Only he’s not leaving. Katie escorts her dad home and lets him know that she’s done with Archie, once and for all. Greg is ecstatic. She also casually tells him that she doesn’t mind if he stays for another semester. Katie is kind of the queen of late-breaking news to important men in her life, but unlike Archie’s debacle with Sunny, Greg can very easily take back his intent to leave. So he does. He gets to keep his newfound friends, his job, and his proximity to his beloved daughter. I’m loving this for Greg, and I’m loving this for Steve Carell. The center of an ensemble sitcom is where he belongs.

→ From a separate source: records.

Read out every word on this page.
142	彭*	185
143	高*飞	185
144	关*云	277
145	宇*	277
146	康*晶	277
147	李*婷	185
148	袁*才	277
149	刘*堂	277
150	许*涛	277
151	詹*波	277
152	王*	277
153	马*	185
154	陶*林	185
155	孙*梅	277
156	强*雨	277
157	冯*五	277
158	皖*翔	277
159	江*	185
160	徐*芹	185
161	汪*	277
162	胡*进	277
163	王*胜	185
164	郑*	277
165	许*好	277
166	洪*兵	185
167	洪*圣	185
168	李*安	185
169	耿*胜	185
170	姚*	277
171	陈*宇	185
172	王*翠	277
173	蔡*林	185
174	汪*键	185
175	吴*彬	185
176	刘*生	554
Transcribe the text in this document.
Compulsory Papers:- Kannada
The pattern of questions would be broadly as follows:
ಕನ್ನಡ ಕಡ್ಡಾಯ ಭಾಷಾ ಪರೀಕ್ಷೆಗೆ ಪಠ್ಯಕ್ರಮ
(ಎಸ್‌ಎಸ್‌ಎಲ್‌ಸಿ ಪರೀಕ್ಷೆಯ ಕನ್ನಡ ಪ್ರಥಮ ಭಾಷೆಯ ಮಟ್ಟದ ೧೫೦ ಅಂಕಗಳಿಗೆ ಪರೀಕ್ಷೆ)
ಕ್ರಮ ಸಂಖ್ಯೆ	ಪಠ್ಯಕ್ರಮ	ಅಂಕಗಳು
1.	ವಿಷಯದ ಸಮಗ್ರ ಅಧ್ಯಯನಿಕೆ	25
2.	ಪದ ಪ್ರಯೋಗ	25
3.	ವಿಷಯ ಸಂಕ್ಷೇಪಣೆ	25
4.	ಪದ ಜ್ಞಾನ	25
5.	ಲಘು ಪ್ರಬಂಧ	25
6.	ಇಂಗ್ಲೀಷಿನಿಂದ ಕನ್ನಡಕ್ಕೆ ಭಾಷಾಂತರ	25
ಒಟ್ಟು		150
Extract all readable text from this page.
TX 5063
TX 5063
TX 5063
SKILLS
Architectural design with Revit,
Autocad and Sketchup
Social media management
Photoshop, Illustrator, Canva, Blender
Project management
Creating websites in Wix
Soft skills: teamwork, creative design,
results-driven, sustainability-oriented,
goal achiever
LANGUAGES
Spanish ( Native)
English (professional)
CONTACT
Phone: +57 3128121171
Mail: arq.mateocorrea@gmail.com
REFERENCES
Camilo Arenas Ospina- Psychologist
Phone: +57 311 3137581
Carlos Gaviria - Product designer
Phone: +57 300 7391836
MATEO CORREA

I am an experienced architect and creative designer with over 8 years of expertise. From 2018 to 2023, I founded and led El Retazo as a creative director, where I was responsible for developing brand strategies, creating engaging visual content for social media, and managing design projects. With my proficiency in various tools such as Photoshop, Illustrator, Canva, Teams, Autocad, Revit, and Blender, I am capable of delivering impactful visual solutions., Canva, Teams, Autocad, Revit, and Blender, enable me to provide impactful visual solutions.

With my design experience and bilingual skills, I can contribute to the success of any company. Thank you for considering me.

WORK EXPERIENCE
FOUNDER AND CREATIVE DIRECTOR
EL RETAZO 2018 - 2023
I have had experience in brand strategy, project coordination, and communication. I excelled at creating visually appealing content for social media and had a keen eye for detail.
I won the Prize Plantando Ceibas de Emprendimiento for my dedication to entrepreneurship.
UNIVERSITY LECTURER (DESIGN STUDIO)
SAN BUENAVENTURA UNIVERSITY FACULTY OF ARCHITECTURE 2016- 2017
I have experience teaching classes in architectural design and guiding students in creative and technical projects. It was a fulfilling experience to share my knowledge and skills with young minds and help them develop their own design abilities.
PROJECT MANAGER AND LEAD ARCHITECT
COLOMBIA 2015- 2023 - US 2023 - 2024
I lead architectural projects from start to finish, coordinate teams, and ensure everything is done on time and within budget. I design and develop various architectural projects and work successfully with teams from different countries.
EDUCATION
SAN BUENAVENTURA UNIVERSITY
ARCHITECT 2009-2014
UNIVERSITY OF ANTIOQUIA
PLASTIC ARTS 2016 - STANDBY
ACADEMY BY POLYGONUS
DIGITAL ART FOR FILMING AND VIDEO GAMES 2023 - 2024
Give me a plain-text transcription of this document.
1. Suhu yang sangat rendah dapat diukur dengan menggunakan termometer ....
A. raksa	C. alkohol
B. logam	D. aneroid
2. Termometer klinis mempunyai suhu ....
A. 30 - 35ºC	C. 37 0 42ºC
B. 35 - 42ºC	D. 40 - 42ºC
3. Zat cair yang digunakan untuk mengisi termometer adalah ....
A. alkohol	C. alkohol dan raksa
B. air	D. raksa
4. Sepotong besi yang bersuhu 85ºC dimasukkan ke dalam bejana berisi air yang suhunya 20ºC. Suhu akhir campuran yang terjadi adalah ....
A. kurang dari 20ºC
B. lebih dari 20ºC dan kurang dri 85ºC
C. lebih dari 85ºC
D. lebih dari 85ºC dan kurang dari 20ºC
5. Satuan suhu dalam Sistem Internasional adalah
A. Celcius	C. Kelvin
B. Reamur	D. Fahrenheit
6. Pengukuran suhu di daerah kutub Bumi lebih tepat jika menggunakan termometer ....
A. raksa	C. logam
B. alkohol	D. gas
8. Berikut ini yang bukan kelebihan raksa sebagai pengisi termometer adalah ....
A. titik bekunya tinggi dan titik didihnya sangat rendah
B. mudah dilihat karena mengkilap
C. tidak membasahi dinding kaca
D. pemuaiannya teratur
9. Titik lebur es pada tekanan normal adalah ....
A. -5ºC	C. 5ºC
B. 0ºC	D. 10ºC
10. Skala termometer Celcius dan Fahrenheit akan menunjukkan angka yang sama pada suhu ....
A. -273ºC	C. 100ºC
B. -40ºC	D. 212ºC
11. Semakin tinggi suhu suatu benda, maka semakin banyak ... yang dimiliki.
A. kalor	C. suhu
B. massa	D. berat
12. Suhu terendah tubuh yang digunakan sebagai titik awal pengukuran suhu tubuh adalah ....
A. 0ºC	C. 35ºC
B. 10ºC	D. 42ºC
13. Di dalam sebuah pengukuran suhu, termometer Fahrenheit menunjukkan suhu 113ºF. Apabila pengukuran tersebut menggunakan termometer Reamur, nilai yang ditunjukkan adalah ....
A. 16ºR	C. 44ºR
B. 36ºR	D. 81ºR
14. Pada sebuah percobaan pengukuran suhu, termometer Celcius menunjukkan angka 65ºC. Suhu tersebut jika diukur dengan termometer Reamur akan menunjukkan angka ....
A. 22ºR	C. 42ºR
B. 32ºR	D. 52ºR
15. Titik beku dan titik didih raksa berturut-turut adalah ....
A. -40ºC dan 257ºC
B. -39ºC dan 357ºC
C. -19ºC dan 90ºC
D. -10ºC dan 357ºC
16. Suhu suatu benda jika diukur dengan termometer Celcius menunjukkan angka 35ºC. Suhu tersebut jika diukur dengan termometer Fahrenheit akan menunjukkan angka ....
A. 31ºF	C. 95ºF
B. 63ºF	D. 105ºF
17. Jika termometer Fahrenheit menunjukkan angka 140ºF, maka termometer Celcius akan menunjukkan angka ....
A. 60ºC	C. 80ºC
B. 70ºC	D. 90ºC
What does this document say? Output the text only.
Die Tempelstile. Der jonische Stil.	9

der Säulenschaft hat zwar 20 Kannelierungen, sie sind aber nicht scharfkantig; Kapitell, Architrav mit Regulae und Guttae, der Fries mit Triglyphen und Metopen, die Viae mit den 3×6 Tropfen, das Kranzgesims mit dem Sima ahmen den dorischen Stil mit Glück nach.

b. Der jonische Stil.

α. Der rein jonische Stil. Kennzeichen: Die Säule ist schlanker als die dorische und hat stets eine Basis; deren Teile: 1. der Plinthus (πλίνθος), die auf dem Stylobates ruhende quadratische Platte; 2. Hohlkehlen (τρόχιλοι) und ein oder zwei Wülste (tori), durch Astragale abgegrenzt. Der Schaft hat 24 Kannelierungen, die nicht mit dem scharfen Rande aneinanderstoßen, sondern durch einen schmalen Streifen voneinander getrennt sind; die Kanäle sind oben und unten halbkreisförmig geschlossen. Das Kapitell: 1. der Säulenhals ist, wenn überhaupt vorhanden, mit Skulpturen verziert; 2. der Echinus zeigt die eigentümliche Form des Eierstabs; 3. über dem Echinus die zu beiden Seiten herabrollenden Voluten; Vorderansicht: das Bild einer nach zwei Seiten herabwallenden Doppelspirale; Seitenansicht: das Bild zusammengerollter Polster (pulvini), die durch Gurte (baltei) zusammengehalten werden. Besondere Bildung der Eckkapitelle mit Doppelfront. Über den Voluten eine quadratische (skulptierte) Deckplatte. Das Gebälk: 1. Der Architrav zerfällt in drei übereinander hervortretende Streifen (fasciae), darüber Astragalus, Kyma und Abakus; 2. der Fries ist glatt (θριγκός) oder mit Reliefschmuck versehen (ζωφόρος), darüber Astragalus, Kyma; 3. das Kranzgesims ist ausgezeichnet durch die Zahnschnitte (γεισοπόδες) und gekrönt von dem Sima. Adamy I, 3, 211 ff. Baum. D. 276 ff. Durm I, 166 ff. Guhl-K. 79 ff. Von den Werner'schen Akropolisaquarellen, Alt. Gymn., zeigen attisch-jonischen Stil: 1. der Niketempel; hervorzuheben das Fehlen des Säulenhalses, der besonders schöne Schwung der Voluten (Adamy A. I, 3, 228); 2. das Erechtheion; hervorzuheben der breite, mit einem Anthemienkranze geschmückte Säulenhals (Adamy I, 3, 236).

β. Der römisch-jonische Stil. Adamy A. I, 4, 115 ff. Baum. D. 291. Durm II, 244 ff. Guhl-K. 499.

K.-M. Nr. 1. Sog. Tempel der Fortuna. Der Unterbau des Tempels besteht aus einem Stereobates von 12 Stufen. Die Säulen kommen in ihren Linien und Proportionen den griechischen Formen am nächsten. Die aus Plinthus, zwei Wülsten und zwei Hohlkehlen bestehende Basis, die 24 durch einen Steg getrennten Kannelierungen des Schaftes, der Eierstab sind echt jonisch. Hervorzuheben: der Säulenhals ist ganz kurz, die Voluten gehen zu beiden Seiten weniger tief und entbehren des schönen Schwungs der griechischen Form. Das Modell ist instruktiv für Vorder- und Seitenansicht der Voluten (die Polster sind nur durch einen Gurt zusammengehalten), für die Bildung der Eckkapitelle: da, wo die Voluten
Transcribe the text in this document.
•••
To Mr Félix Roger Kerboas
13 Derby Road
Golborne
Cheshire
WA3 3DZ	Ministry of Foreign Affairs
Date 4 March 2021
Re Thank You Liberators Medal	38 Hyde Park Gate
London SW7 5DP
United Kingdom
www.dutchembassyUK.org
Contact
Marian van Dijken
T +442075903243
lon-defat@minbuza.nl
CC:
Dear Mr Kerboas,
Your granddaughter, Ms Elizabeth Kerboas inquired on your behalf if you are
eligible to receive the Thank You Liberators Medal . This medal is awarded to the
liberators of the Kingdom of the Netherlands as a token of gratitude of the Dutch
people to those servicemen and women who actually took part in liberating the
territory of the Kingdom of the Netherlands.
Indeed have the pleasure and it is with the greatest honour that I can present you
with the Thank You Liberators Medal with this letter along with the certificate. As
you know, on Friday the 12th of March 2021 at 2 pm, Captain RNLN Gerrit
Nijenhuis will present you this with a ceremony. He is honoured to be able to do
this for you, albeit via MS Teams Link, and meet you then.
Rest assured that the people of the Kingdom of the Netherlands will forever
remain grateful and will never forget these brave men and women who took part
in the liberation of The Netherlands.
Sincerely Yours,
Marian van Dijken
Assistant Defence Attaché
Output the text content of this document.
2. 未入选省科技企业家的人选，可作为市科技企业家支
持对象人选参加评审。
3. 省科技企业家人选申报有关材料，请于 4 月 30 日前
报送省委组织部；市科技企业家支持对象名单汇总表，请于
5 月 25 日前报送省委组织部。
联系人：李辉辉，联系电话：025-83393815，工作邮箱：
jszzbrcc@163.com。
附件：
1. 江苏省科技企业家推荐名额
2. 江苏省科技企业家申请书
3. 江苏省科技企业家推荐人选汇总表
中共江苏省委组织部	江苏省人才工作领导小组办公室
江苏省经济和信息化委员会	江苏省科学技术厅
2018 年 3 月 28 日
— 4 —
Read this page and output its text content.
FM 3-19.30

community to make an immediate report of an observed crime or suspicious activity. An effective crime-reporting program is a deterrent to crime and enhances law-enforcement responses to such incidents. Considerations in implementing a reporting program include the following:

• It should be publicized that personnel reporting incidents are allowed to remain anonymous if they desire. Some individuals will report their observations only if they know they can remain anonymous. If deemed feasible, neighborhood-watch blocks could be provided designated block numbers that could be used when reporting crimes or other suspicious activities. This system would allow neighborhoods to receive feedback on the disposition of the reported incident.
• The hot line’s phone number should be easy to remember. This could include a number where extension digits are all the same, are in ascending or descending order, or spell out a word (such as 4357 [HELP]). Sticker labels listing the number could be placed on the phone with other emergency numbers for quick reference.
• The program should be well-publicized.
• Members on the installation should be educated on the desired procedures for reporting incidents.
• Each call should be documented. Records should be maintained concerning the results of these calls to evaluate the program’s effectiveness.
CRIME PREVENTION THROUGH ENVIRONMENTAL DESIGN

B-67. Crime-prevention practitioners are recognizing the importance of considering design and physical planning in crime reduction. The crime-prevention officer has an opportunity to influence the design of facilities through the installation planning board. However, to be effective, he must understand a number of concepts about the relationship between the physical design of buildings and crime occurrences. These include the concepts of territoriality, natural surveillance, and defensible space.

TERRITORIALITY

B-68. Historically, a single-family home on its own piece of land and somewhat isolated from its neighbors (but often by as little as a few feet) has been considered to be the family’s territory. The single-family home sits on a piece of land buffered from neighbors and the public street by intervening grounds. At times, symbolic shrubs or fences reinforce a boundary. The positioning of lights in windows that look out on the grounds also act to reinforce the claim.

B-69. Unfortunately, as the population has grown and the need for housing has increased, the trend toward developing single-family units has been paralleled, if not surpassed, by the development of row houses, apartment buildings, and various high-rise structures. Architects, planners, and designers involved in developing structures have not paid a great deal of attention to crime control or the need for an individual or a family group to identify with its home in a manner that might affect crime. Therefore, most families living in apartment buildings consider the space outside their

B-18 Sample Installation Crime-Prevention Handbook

It’s been a blast recapping this season of Rooster, and I hope to be back next semester. Thank you all for reading! In the meantime, you can find me selling my old textbooks back for pennies on the dollar at the bookstore and shouting about what an absolute scam textbooks are.
Office Hours
• It feels very odd to have a Christmas episode air in late spring. I kind of wish this entire season had capitalized on the vibe of the seasons and debuted this past fall instead. However, given that season two will probably take place during the second semester at Ludlow, we can hope that it’ll premiere around the same time next year to take advantage of the seasonal symbiosis.
• At Greg’s good-bye party, he thanks two previously unseen people for “all the hot chocolates.” The brief but indelible introduction of these impeccably styled characters leads me to believe there were scenes filmed in the hot-chocolate shop that somehow landed on the cutting-room floor. If so, give me the hot-chocolate cut!
• This exchange between Tommy and Greg: “You changed my life.” “You changed your life.” I know it’s cheeseball, but Greg and Tommy’s friendship/mentorship/found-family situation made my heart grow three sizes. Maximo Salas’s sweet persona continues to radiate off the screen, and I hope we see him in more stuff soon.
• Greg has a new female-centric book with a terrible cover (don’t judge a book by its cover, y’all), and even Ronnie has to admit it’s not that bad. Will this propel him into a new market?
• When is Katie going to hide the cock?!